Metal cutting can be accomplished in two distinct ways: fusion cutting and sublimation cutting. The vast majority of metals profiling, such as operates daily at hundreds of laser jobshops relies upon the former approach:
The laser head contains not only a lens to focus the beam onto the workpiece but also a nozzle which directs high pressure gas at the focus. After initial material piercing of the sheet or tube metal, the laser melts the material (up to 30mm of mild steel for example) all the way through the thickness and the gas blows the material away, leaving a ‘kerf’ or cut region.
The gas is selected to meet the needs of the process; for example an inert gas such as Nitrogen will produce a relatively clean, unoxidised finish on steels, whereas Titanium will require Argon. An extension of fusion cutting is exothermic cutting which uses oxygen as the process gas. This cut method generates additional heat via the oxidation process that results, thereby permitting faster cut rates.
Plastics, ceramics, wood and leather are normally cut by sublimating or vapourising material away from the kerf and do not rely upon a process gas other than to reduce oxidation and protect optics. Such cutting can be effected using galvo-steered optics (see Laser Marking section for schematic) as well as fixed optic heads.
In all but the thinnest or most easily cut materials sublimation cutting may achieve separation by repeated passes – erosion cutting. This method can also be used to cut metals and is particularly useful if grooves, rather than full body cuts are required. By extension, depth control of such surface profiling can be used to patter or texture material surfaces – see applications section on Laser Structuring.
Laser cutting commonly utilises CO2, Nd:YAG and fibre lasers, variously in continuous wave, pulsed or modulated outputs. All will leave evidence of the thermal process to some degree in the form of a heat affected zone.

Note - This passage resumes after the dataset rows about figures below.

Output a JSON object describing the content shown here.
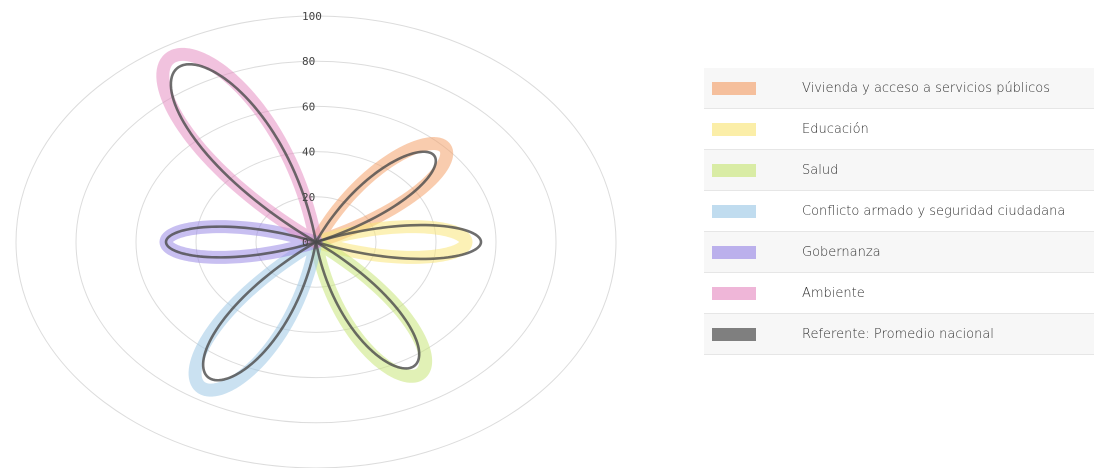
{
  "chart_data": {
    "type": "polar-petal",
    "radial_axis": {
      "min": 0,
      "max": 100,
      "ticks": [
        0,
        20,
        40,
        60,
        80,
        100
      ],
      "tick_labels": [
        "0",
        "20",
        "40",
        "60",
        "80",
        "100"
      ]
    },
    "grid": true,
    "legend_position": "right",
    "series": [
      {
        "name": "Vivienda y acceso a servicios públicos",
        "color": "#f4a26b",
        "angle_deg": 45,
        "value": 60,
        "reference_value": 55
      },
      {
        "name": "Educación",
        "color": "#f9e57a",
        "angle_deg": 0,
        "value": 50,
        "reference_value": 55
      },
      {
        "name": "Salud",
        "color": "#c9e67a",
        "angle_deg": 300,
        "value": 68,
        "reference_value": 64
      },
      {
        "name": "Conflicto armado y seguridad ciudadana",
        "color": "#9ec9e6",
        "angle_deg": 240,
        "value": 75,
        "reference_value": 70
      },
      {
        "name": "Gobernanza",
        "color": "#9b8be6",
        "angle_deg": 180,
        "value": 50,
        "reference_value": 50
      },
      {
        "name": "Ambiente",
        "color": "#e68fc3",
        "angle_deg": 120,
        "value": 95,
        "reference_value": 90
      }
    ],
    "reference": {
      "name": "Referente: Promedio nacional",
      "color": "#7f7f7f"
    }
  }
}
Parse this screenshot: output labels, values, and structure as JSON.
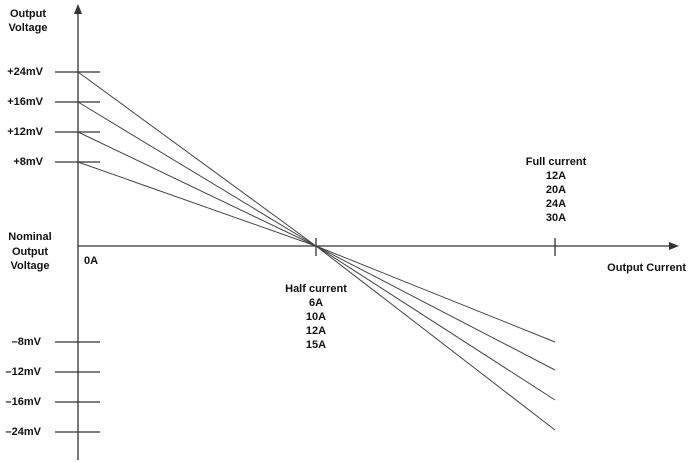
{
  "y_axis_label": [
    "Output",
    "Voltage"
  ],
  "x_axis_label": "Output Current",
  "positive_levels": [
    "+24mV",
    "+16mV",
    "+12mV",
    "+8mV"
  ],
  "nominal_label": [
    "Nominal",
    "Output",
    "Voltage"
  ],
  "negative_levels": [
    "–8mV",
    "–12mV",
    "–16mV",
    "–24mV"
  ],
  "zero_current": "0A",
  "half_current": {
    "title": "Half current",
    "values": [
      "6A",
      "10A",
      "12A",
      "15A"
    ]
  },
  "full_current": {
    "title": "Full current",
    "values": [
      "12A",
      "20A",
      "24A",
      "30A"
    ]
  }
}
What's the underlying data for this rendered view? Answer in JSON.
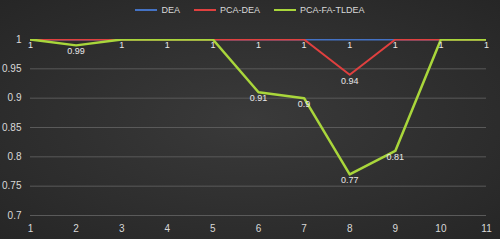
{
  "chart_data": {
    "type": "line",
    "x": [
      1,
      2,
      3,
      4,
      5,
      6,
      7,
      8,
      9,
      10,
      11
    ],
    "xlim": [
      1,
      11
    ],
    "xticks": [
      1,
      2,
      3,
      4,
      5,
      6,
      7,
      8,
      9,
      10,
      11
    ],
    "ylim": [
      0.7,
      1
    ],
    "yticks": [
      0.7,
      0.75,
      0.8,
      0.85,
      0.9,
      0.95,
      1
    ],
    "grid": true,
    "legend": "top",
    "series": [
      {
        "name": "DEA",
        "color": "#4472c4",
        "values": [
          1,
          1,
          1,
          1,
          1,
          1,
          1,
          1,
          1,
          1,
          1
        ],
        "value_labels": [
          null,
          null,
          null,
          null,
          null,
          null,
          null,
          "1",
          "1",
          null,
          null
        ]
      },
      {
        "name": "PCA-DEA",
        "color": "#e0403f",
        "values": [
          1,
          1,
          1,
          1,
          1,
          1,
          1,
          0.94,
          1,
          1,
          1
        ],
        "value_labels": [
          null,
          null,
          null,
          null,
          null,
          "1",
          "1",
          "0.94",
          null,
          null,
          null
        ]
      },
      {
        "name": "PCA-FA-TLDEA",
        "color": "#a9d63b",
        "values": [
          1,
          0.99,
          1,
          1,
          1,
          0.91,
          0.9,
          0.77,
          0.81,
          1,
          1
        ],
        "value_labels": [
          "1",
          "0.99",
          "1",
          "1",
          "1",
          "0.91",
          "0.9",
          "0.77",
          "0.81",
          "1",
          "1"
        ]
      }
    ]
  }
}
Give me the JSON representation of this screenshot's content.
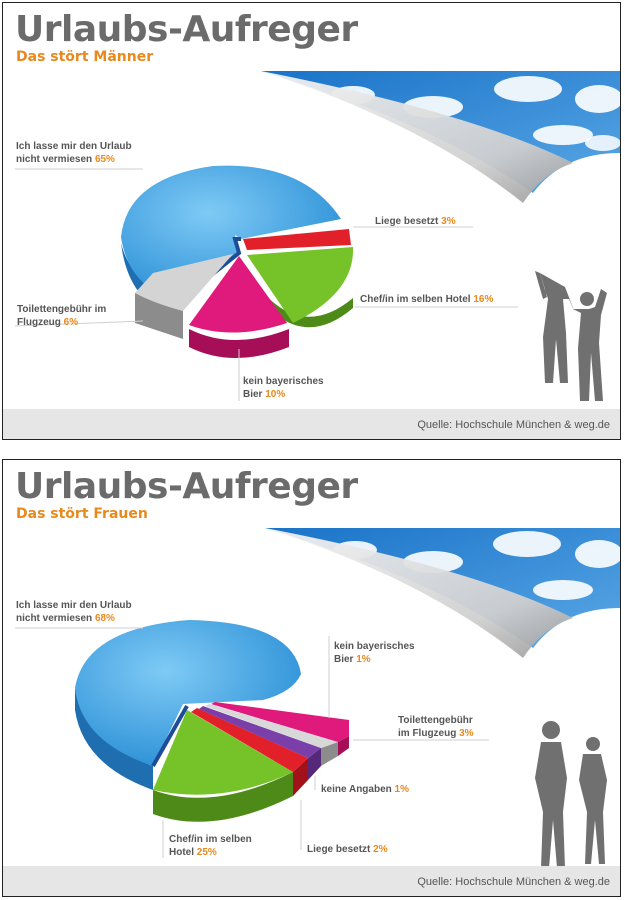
{
  "chart_data": [
    {
      "type": "pie",
      "title": "Urlaubs-Aufreger",
      "subtitle": "Das stört Männer",
      "source": "Quelle: Hochschule München & weg.de",
      "slices": [
        {
          "line1": "Ich lasse mir den Urlaub",
          "line2": "nicht vermiesen",
          "pct": "65%",
          "value": 65,
          "color": "#3aa4e2"
        },
        {
          "line1": "Liege besetzt",
          "line2": "",
          "pct": "3%",
          "value": 3,
          "color": "#e2202a"
        },
        {
          "line1": "Chef/in im selben Hotel",
          "line2": "",
          "pct": "16%",
          "value": 16,
          "color": "#76c229"
        },
        {
          "line1": "kein bayerisches",
          "line2": "Bier",
          "pct": "10%",
          "value": 10,
          "color": "#e0197d"
        },
        {
          "line1": "Toilettengebühr im",
          "line2": "Flugzeug",
          "pct": "6%",
          "value": 6,
          "color": "#c8c8c8"
        }
      ]
    },
    {
      "type": "pie",
      "title": "Urlaubs-Aufreger",
      "subtitle": "Das stört Frauen",
      "source": "Quelle: Hochschule München & weg.de",
      "slices": [
        {
          "line1": "Ich lasse mir den Urlaub",
          "line2": "nicht vermiesen",
          "pct": "68%",
          "value": 68,
          "color": "#3aa4e2"
        },
        {
          "line1": "kein bayerisches",
          "line2": "Bier",
          "pct": "1%",
          "value": 1,
          "color": "#e0197d"
        },
        {
          "line1": "Toilettengebühr",
          "line2": "im Flugzeug",
          "pct": "3%",
          "value": 3,
          "color": "#c8c8c8"
        },
        {
          "line1": "keine Angaben",
          "line2": "",
          "pct": "1%",
          "value": 1,
          "color": "#7a3fa8"
        },
        {
          "line1": "Liege besetzt",
          "line2": "",
          "pct": "2%",
          "value": 2,
          "color": "#e2202a"
        },
        {
          "line1": "Chef/in im selben",
          "line2": "Hotel",
          "pct": "25%",
          "value": 25,
          "color": "#76c229"
        }
      ]
    }
  ]
}
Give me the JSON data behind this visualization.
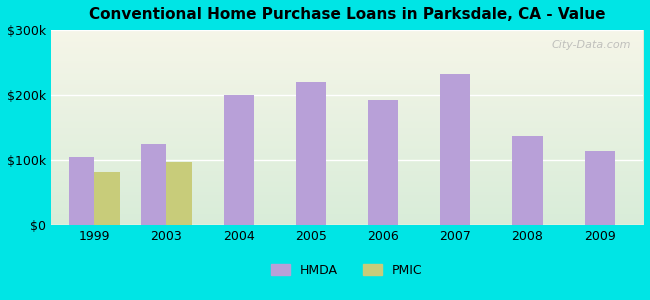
{
  "title": "Conventional Home Purchase Loans in Parksdale, CA - Value",
  "years": [
    "1999",
    "2003",
    "2004",
    "2005",
    "2006",
    "2007",
    "2008",
    "2009"
  ],
  "hmda_values": [
    105000,
    125000,
    200000,
    220000,
    193000,
    233000,
    137000,
    115000
  ],
  "pmic_values": [
    82000,
    97000,
    null,
    null,
    null,
    null,
    null,
    null
  ],
  "hmda_color": "#b8a0d8",
  "pmic_color": "#c8cc7a",
  "bg_color": "#00e5e5",
  "plot_bg_top": "#f5f5e8",
  "plot_bg_bottom": "#d8ecd8",
  "ylim": [
    0,
    300000
  ],
  "yticks": [
    0,
    100000,
    200000,
    300000
  ],
  "ytick_labels": [
    "$0",
    "$100k",
    "$200k",
    "$300k"
  ],
  "bar_width": 0.35,
  "watermark": "City-Data.com"
}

Two other families of industrial lasers are able to cut or surface profile many materials with far less thermal impact: short wavelength and short pulse duration laser sources. Examples of these lasers could include frequency tripled (355nm) versions of Q-switched Nd:YAG (1064nm) lasers and pico or femtosecond (ps or fs) laser sources. These sources are far more expensive than ‘traditional’ cutting lasers and are likely to achieve much slower cutting, but there may be niches where these trade-offs with edge quality become worth it.
Lasers operated in the UV region of the spectrum are sometimes able to achieve ‘cold’ cutting with less thermal damage when cutting organic materials by virtue of the fact that some discrete polymer bond energies are low enough to be broken with a single, high energy UV photon. This event results in most of the heat applied by the photon being taken away from the kerf in the form of the heat of vapourisation of the material.
By contrast, lasers operating in the infrared region of the spectrum (10.6µm for CO2, 1.064µm for Nd:YAG) tend to rely on an accumulation of photons to be able to break such bonds, necessarily resulting in a period of time for heat conduction away from the cut area, resulting in a heat-affected zone.
Picosecond and to a greater extent, femtosecond lasers have such short pulse durations that they deliver sufficient numbers of photons, even at infrared energies, to vapourise most materials, within a timeframe which is shorter than typical structural vibration cycles within metal crystals or amorphous organics. This means that one can imagine the receiving structure (the material to be cut) as simply having insufficient time to transfer the heat (in the form of structural vibrations) to adjacent atoms or molecules before it is ejected from the structure by vapourisation.